Bisogna fidarsi dei propri compagni, bisogna unirsi alla solitudine dell’altro e condividerla perché quando si cammina in montagna si fa così.

Come per ogni risalita bisogna fare sicura, fidarsi di chi ti sta davanti e di chi ti segue. Bisogna voltarsi indietro spesso e prendere fiato perché al “ghiaione” piace provocare e a noi la curiosità ci tiene in vita. 
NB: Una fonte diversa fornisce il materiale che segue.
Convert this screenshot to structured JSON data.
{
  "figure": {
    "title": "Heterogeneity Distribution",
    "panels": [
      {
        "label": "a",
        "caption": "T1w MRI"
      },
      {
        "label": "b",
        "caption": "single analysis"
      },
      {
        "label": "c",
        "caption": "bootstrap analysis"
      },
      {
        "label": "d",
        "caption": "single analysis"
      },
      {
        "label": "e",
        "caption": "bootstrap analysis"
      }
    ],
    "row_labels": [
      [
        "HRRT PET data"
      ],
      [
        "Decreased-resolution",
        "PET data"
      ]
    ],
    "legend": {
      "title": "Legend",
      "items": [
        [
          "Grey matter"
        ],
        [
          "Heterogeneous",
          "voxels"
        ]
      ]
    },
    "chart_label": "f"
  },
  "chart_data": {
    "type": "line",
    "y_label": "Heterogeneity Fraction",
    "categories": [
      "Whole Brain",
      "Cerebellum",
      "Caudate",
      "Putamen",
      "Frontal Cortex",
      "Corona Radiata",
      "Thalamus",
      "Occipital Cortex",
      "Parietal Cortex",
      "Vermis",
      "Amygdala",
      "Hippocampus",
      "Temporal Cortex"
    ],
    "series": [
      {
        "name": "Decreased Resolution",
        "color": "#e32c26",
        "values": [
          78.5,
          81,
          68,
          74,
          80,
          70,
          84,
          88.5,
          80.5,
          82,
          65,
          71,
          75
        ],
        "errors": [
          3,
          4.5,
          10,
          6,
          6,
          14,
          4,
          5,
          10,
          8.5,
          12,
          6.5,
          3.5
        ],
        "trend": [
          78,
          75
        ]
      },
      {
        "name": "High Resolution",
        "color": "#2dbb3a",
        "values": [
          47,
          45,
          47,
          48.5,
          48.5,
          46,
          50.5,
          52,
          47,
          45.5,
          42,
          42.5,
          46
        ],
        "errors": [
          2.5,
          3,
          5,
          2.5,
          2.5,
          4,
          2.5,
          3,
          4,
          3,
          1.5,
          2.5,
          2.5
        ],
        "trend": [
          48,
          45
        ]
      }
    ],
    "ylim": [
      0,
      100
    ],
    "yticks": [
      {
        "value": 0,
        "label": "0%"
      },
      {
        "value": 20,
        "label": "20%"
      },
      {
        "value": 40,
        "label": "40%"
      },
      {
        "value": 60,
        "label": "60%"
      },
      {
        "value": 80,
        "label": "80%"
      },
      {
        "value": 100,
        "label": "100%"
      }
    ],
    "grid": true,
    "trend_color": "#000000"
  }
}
La montagna di Vrane e Madhe - illustrazione di Fabio Semeraro
La montagna di Vrane e Madhe – illustrazione di Fabio Semeraro

E non è questione di incoscienza o di essere “forti forti” qui le magliette sono sudate e i polmoni assecondano le pendenze. E poi c’è l’aspettativa d’illuminare più buio possibile, il prima possibile. Qui nessuna formula matematica regge, qui bisogna seguire quello che davvero la montagna vuole svelarti. Si procede per tentativi. 

Abbiamo imparato a fare tesoro dei nostri insuccessi ma non c’avevano detto tutta la verità. C’avevano raccontato che le grotte esistono solo quando qualcuno le illumina ma come è possibile che la Shtares respira così forte? Il suo sospiro lo sentivamo da metà ghiaione e la sua forza la percepivamo già da lontano.
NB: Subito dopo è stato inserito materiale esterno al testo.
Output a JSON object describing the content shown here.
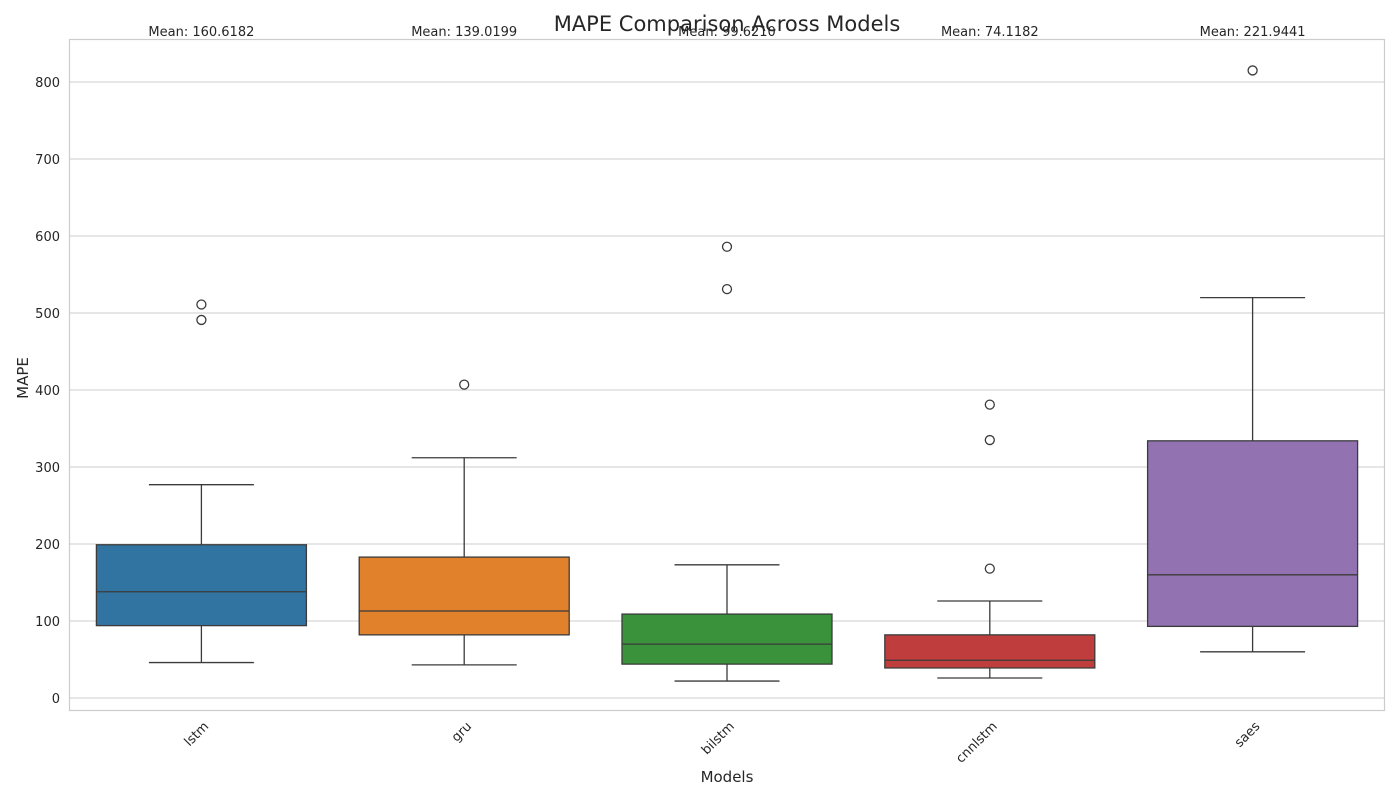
{
  "chart_data": {
    "type": "box",
    "title": "MAPE Comparison Across Models",
    "xlabel": "Models",
    "ylabel": "MAPE",
    "ylim": [
      -15,
      855
    ],
    "yticks": [
      0,
      100,
      200,
      300,
      400,
      500,
      600,
      700,
      800
    ],
    "grid": true,
    "categories": [
      "lstm",
      "gru",
      "bilstm",
      "cnnlstm",
      "saes"
    ],
    "colors": [
      "#3274a1",
      "#e1812c",
      "#3a923a",
      "#c03d3e",
      "#9372b2"
    ],
    "boxes": [
      {
        "category": "lstm",
        "whisker_low": 46,
        "q1": 94,
        "median": 138,
        "q3": 199,
        "whisker_high": 277,
        "outliers": [
          491,
          511
        ]
      },
      {
        "category": "gru",
        "whisker_low": 43,
        "q1": 82,
        "median": 113,
        "q3": 183,
        "whisker_high": 312,
        "outliers": [
          407
        ]
      },
      {
        "category": "bilstm",
        "whisker_low": 22,
        "q1": 44,
        "median": 70,
        "q3": 109,
        "whisker_high": 173,
        "outliers": [
          531,
          586
        ]
      },
      {
        "category": "cnnlstm",
        "whisker_low": 26,
        "q1": 39,
        "median": 49,
        "q3": 82,
        "whisker_high": 126,
        "outliers": [
          168,
          335,
          381
        ]
      },
      {
        "category": "saes",
        "whisker_low": 60,
        "q1": 93,
        "median": 160,
        "q3": 334,
        "whisker_high": 520,
        "outliers": [
          815
        ]
      }
    ],
    "annotations": [
      "Mean: 160.6182",
      "Mean: 139.0199",
      "Mean: 99.6210",
      "Mean: 74.1182",
      "Mean: 221.9441"
    ]
  }
}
Avete mai provato a sentire respirare una montagna? Ogni sospiro ci faceva capire come quella grotta era viva e che ne avevamo conosciuto solo una parte, una piccola parte. 

La delusione dei primi giorni, quando tutto chiudeva sotto i nostri occhi, quando tutto sembrava remare contro, quando nemmeno l’entusiasmo riusciva a colmare quel vuoto che non riuscivamo a illuminare e poi è successo… 

Perché le cose nel mondo capitano così, per caso, e non è un questione di fortuna o di sfortuna è una questione di perseveranza e di attitudine.

Probabilmente è da ricercare nello stupore di Luciano davanti all’immensità di una parete o di Maria Grazia che davanti alle cose piccole del mondo che siano insetti (che vede solo lei) o persone, continua a stupirsi e a invocare l’armonia del tutto. 

È nella cocciutaggine di Claudio e dei suoi esperimenti con il CO2 per capire che aria tira e di questi tempi e in questa grotta non è mica facile star dietro alle correnti. 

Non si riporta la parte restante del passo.